Another thing that happened during sectarian violence between 2006 and 2008 was the erection of security walls and huge concrete barriers to separate the Sunni Muslim and Shiite Muslim neighbourhoods in Baghdad. Effectively neighbours were walled off from one another.
Many suggest that a version of this has been happening recently with much tougher checkpoints being set up at the entrances to some neighbourhoods in Baghdad; locals could only come and go if they had the right permit and could prove they lived there.
The spokesman for the Baghdad Operations Command, Saad Maan, told NIQASH that these new measures were introduced to protect people living in the affected neighbourhoods because car bombers usually came from outside.
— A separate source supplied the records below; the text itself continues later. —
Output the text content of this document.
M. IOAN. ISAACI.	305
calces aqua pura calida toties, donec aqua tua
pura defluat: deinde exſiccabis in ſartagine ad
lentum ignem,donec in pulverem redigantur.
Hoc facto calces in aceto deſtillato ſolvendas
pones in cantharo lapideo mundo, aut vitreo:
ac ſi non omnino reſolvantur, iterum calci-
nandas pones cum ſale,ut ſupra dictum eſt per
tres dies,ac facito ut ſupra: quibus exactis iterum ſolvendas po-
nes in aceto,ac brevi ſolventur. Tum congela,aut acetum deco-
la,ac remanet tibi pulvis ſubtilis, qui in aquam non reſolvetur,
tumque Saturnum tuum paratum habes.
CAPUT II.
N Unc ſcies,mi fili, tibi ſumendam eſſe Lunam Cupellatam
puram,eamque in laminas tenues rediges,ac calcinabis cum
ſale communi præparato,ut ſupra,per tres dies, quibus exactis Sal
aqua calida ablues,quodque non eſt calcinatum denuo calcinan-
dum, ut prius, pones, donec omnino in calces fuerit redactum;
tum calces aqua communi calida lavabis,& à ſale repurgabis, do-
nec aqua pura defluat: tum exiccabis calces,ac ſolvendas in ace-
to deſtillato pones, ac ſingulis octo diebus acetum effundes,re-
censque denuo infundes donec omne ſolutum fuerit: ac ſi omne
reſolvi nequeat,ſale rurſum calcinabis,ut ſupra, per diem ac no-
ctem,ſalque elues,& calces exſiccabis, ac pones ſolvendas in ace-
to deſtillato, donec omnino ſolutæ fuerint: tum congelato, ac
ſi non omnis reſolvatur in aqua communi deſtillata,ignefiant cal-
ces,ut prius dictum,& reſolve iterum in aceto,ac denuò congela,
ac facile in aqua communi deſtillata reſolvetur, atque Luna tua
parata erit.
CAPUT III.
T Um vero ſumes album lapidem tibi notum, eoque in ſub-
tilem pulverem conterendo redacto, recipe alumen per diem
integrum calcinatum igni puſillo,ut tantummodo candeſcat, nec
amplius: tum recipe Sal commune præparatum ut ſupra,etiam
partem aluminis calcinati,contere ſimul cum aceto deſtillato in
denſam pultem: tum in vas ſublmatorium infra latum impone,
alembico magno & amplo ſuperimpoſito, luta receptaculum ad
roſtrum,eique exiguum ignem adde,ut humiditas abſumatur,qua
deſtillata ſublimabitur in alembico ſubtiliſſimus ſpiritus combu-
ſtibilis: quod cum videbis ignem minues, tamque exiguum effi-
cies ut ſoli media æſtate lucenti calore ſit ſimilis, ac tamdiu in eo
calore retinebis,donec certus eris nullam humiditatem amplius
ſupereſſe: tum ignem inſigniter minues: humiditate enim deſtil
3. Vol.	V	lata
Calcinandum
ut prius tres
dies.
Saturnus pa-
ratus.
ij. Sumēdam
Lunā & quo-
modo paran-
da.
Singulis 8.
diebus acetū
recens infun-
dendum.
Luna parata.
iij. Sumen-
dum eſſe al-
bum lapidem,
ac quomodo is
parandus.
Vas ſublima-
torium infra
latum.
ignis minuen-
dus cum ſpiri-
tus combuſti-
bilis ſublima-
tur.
However Baghdad locals, who are not happy with the measures, say all they are doing is strengthening sectarianism and separating different Baghdadis from one another.
Another frightening harbinger: security and medical sources confirmed that the phenomenon of unidentified corpses being thrown onto Baghdad’s streets has returned to the capital. This used to happen often during the sectarian violence between 2006 and 2008. And recently a number of bodies, blindfolded, hands tied together, were found on Baghdad’s streets again.
This was reminiscent of the bad old days when just being either Shiite or Sunni could see you killed if you wandered into the wrong neighbourhood or ran into the wrong militia.
“The situation these days is really scary,” says Baqir al-Mahmadawi, who lives in the mostly Shiite Muslim area of Abu Dasheer in Baghdad. I’ve heard stories about how people are getting killed because of their religious identity again. So I always avoid going into the Sunni Muslim areas unless it’s really necessary.”
In the past in Baghdad, people were killed because of what their identity cards said – either because their names were obviously either Shiite or Sunni, or because the card gave their religious sect.
Omar Ghazi, who lives in the university district in west Baghdad, has gone back to a method he used to use between 2006 and 2008, carrying an extra, false identity card that has a name that doesn’t have any overt sectarian affiliation.
“In most cases, that was enough to get me through any militias or insurgent groups,” he explains.
And Iraqis feel they can hardly expect help from their politicians. The Iraqi Parliament is fractured and there’s no consensus, even among political groups who have the same sectarian background.
“We’re still alive by accident,” another local on the street, Haj Karim Mahmoud, told NIQASH, commenting on what was going on in Baghdad today. “We walk in the streets and we have no idea whether a car bomb is about to go off and kill us. I only hope that we don’t repeat our past mistakes. We all suffered during the sectarian violence, everyone lost there. When in fact, we are all brothers and we all belong to one nation: Iraq.”